Dans cette réalité pour lui complètement décalée, deux rencontres ajoutent à son malaise.

Celle de Manrique, un commissaire de la Brigade politico-sociale, qu’il retrouve sans cesse sur sa route et qui lui distille d’étranges et troublantes confidences, et celle de Nieves, la fille d’un vieil ami de son père, l’ingénieur Martineau, qui représente à la fois l’attirance amoureuse mais également la force obscure qui le relie à ses origines.

Les questions se multiplient, les doutes l’envahissent et chaque réponse ajoute à son malaise et à sa culpabilité.

Face à une vérité qui se révélera dans toute sa cruauté, et à sa mémoire partiellement retrouvée, Tômas oscillera, pour brouiller les pistes, du rêve à la réalité, en mélangeant fantasme et vérité des événements.
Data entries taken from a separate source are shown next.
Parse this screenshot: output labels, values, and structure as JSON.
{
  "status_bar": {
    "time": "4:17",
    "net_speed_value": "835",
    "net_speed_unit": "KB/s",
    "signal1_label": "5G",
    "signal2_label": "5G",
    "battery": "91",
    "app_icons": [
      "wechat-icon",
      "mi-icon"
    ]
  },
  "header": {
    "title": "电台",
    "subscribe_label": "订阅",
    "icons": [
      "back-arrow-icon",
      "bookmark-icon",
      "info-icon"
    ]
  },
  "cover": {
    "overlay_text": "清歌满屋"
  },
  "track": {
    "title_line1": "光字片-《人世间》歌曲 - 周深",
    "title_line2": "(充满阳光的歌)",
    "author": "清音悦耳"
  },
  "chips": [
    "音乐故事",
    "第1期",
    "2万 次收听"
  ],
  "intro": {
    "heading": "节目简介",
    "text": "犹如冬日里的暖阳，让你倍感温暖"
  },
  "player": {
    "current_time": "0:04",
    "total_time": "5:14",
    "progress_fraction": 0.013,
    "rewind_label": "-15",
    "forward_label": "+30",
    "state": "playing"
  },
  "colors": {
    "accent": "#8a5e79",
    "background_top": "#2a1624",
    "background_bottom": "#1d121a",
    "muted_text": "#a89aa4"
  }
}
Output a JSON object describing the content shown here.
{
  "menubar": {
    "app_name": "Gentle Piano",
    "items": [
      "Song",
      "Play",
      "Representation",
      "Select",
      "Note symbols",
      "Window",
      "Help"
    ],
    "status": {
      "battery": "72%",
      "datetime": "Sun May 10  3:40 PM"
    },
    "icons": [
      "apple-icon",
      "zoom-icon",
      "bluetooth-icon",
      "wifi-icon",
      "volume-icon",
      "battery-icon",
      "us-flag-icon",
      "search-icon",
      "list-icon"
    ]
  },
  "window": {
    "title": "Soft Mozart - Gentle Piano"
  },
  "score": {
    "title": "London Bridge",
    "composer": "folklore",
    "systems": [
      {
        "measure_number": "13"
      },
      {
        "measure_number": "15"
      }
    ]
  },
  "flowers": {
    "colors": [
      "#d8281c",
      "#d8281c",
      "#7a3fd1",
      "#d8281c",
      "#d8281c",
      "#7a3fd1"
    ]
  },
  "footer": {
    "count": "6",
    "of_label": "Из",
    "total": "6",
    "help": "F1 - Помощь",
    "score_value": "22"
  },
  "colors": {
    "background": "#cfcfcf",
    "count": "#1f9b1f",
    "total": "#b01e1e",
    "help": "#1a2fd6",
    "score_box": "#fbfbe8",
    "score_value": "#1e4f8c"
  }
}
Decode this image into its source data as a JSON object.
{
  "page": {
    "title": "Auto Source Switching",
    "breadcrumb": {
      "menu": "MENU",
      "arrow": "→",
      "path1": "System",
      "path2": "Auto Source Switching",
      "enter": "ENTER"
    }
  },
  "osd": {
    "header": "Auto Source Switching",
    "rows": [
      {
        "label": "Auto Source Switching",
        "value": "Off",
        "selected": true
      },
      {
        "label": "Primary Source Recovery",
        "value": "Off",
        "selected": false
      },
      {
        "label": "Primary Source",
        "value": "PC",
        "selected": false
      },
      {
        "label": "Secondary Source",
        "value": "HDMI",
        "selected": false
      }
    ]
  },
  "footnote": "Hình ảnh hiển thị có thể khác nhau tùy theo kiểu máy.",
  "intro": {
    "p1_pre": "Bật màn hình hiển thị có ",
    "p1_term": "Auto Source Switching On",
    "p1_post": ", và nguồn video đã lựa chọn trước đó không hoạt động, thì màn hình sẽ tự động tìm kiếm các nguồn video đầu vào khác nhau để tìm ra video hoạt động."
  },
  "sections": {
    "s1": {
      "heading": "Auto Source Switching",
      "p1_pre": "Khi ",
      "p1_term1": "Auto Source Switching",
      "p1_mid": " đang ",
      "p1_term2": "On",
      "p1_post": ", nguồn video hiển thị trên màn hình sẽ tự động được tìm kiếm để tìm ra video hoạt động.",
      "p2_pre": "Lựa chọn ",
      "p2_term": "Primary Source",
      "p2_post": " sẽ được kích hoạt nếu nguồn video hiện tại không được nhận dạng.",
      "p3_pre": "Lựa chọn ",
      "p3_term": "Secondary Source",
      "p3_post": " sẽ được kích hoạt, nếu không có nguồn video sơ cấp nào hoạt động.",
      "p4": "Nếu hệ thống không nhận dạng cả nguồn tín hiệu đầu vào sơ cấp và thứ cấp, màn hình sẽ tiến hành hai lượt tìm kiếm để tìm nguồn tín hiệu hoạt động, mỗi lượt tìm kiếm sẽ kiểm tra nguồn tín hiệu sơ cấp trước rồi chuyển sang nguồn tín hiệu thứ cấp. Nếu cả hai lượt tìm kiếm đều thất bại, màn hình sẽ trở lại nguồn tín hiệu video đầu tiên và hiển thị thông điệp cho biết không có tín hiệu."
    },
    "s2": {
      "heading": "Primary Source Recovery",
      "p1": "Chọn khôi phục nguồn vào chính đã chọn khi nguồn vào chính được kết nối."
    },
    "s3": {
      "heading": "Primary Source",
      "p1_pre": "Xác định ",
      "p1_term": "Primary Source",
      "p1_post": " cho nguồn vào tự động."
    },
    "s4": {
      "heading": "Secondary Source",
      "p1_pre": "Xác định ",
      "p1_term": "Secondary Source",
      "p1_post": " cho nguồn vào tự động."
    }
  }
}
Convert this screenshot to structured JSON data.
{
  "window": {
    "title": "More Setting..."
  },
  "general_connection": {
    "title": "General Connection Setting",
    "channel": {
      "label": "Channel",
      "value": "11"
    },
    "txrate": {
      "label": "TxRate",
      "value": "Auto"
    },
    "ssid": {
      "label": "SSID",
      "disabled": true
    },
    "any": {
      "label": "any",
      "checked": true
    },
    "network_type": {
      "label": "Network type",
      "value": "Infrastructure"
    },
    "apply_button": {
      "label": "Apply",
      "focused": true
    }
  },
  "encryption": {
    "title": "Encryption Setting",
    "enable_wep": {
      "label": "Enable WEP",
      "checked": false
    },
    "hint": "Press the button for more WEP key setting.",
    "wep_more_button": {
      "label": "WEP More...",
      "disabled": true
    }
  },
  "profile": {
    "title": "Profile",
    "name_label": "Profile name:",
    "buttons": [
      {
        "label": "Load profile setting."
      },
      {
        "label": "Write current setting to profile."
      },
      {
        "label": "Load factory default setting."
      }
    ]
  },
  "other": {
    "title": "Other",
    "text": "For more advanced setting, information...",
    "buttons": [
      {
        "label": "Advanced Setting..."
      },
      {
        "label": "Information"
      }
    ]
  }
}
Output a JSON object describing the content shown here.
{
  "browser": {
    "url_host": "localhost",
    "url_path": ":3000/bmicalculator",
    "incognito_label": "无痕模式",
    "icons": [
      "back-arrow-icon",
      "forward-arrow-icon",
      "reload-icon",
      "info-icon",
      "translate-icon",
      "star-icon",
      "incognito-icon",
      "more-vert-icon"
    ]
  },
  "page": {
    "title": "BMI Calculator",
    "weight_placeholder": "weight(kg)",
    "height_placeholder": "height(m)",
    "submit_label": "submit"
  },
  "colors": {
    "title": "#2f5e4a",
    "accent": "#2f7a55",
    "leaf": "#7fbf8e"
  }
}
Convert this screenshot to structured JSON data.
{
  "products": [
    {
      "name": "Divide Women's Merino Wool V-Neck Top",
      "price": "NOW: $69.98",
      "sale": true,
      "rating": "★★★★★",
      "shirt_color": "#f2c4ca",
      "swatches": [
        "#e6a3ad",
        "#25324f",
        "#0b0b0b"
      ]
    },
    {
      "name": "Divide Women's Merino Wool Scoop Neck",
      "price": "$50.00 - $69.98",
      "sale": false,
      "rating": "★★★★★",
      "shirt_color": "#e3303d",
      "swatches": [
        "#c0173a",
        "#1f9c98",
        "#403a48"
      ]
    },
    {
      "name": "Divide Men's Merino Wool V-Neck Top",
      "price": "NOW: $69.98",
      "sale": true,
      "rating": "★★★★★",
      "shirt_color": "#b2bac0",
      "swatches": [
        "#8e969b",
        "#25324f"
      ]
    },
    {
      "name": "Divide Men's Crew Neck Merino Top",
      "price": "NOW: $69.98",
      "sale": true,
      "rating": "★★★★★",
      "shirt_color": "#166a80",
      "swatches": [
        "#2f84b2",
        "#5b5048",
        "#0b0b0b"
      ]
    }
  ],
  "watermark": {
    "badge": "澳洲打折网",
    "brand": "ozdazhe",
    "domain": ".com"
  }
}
C’est ainsi que, confronté à une vérité dérangeante à laquelle il veut échapper, Tômas va construire une alternative à l’authenticité des faits, s’offrir un choix entre deux vérités, celle des faits réels et celle, sortie de son imaginaire, qui lui laissera peut -être une chance de contourner son destin…

Il aurait fallu une force dans le traitement des récits pour que le projet ambitieux de Dominique Maillet atteigne son objectif. Sa crainte, sans doute de voir trop de limpidité nuire à sa démarche narrative, le contraint trop souvent à épaissir le mystère et à s’engager sur de fausses pistes qui compliquent le cheminement de l’histoire sans lui apporter ni l’épaisseur ni la densité escomptées.

Son sujet, celui d’un retour qui n’en est pas vraiment un, qui détruit chez Tômas jusqu’à son rapport au monde, aurait gagné à être traité avec plus de simplicité, plus de limpidité et certains personnages, celui de Manrique notamment, qui fonctionne sur une ambiguïté liée au contexte politique, finit par se réduire à une simple silhouette menaçante censée entretenir ce qu’il fallait de tension pour que le récit reste dans l’ambiguïté et le malaise.